Ways to demonstrate the CLT with purrr • fdbck lps

The tidyverse is one of my favourite suites of R packages, and its idiomatic approach to data manipulation, analysis and visualization has heavily influenced how I approach data problems in R. If there’s one tidyverse package that best embodies these qualities, my vote is for purrr’s clean approach to iteration. purrr goes well beyond map and its variants (check out this presentation for a great sampler), but it’s been far too easy to ignore anything beyond purrr’s simplest functions.

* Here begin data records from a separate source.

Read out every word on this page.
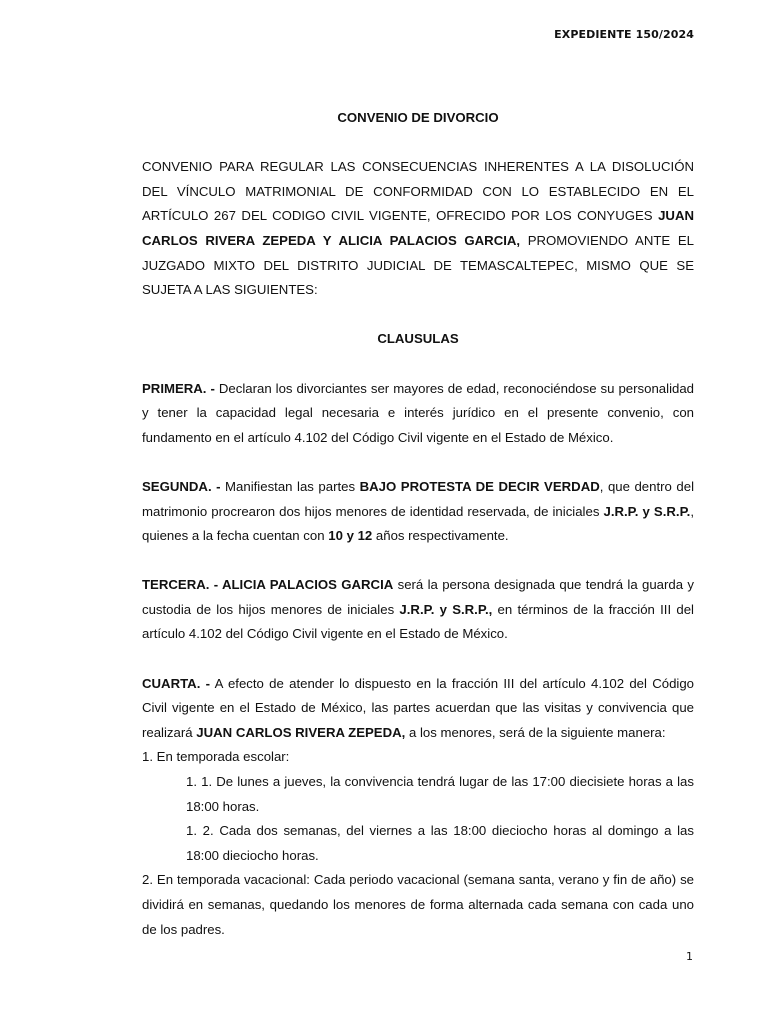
EXPEDIENTE 150/2024

CONVENIO DE DIVORCIO

CONVENIO PARA REGULAR LAS CONSECUENCIAS INHERENTES A LA DISOLUCIÓN DEL VÍNCULO MATRIMONIAL DE CONFORMIDAD CON LO ESTABLECIDO EN EL ARTÍCULO 267 DEL CODIGO CIVIL VIGENTE, OFRECIDO POR LOS CONYUGES JUAN CARLOS RIVERA ZEPEDA Y ALICIA PALACIOS GARCIA, PROMOVIENDO ANTE EL JUZGADO MIXTO DEL DISTRITO JUDICIAL DE TEMASCALTEPEC, MISMO QUE SE SUJETA A LAS SIGUIENTES:

CLAUSULAS

PRIMERA. - Declaran los divorciantes ser mayores de edad, reconociéndose su personalidad y tener la capacidad legal necesaria e interés jurídico en el presente convenio, con fundamento en el artículo 4.102 del Código Civil vigente en el Estado de México.

SEGUNDA. - Manifiestan las partes BAJO PROTESTA DE DECIR VERDAD, que dentro del matrimonio procrearon dos hijos menores de identidad reservada, de iniciales J.R.P. y S.R.P., quienes a la fecha cuentan con 10 y 12 años respectivamente.

TERCERA. - ALICIA PALACIOS GARCIA será la persona designada que tendrá la guarda y custodia de los hijos menores de iniciales J.R.P. y S.R.P., en términos de la fracción III del artículo 4.102 del Código Civil vigente en el Estado de México.

CUARTA. - A efecto de atender lo dispuesto en la fracción III del artículo 4.102 del Código Civil vigente en el Estado de México, las partes acuerdan que las visitas y convivencia que realizará JUAN CARLOS RIVERA ZEPEDA, a los menores, será de la siguiente manera:

1. En temporada escolar:

1. 1. De lunes a jueves, la convivencia tendrá lugar de las 17:00 diecisiete horas a las 18:00 horas.

1. 2. Cada dos semanas, del viernes a las 18:00 dieciocho horas al domingo a las 18:00 dieciocho horas.

2. En temporada vacacional: Cada periodo vacacional (semana santa, verano y fin de año) se dividirá en semanas, quedando los menores de forma alternada cada semana con cada uno de los padres.

1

A while ago at work I had a great opportunity to dive deeper into purrr. While demonstrating the Central Limit Theorem to some colleagues, I whipped up a simulation of the dice-rolling experiment in R. I didn’t save the code, but it looked a lot like this:

library(tidyverse)
library(purrr)
library(rlang)
library(daniel) # see https://gitlab.com/danielspracklin/daniel

simulate_dice <- function(n, number_of_dice, ...) {
  seq.int(number_of_dice) %>%
    map(~sample(1:6, n, replace = T)) %>%
    as.data.frame(row.names = NULL) %>%
    rowwise() %>%
    summarize(average_of_dice = sum(c_across(where(is.numeric))) / {{number_of_dice}},
              number_of_dice = {{number_of_dice}})
}

clt_plotter <- function(df, x_value, facet_value) {
  df %>%
    ggplot() +
    geom_density(aes({{x_value}}, fill = "1"), colour = "black") +
    scale_fill_daniel() +
    facet_wrap(vars({{facet_value}})) +
    theme_daniel() +
    guides(fill = F) +
    labs(x = "Sampling distribution of the mean",
          y = "Density")
}

And here’s the output. The wiggles in the number_of_dice = 1 facet are a necessary evil if we want to show the smooth behaviour for larger numbers of dice without customizing the density plots’ bandwidth and kernel.

set.seed(613)
1:9 %>%
  map_dfr(~simulate_dice(10000, .x)) %>%
  clt_plotter(., x_value = average_of_dice, facet_value = number_of_dice)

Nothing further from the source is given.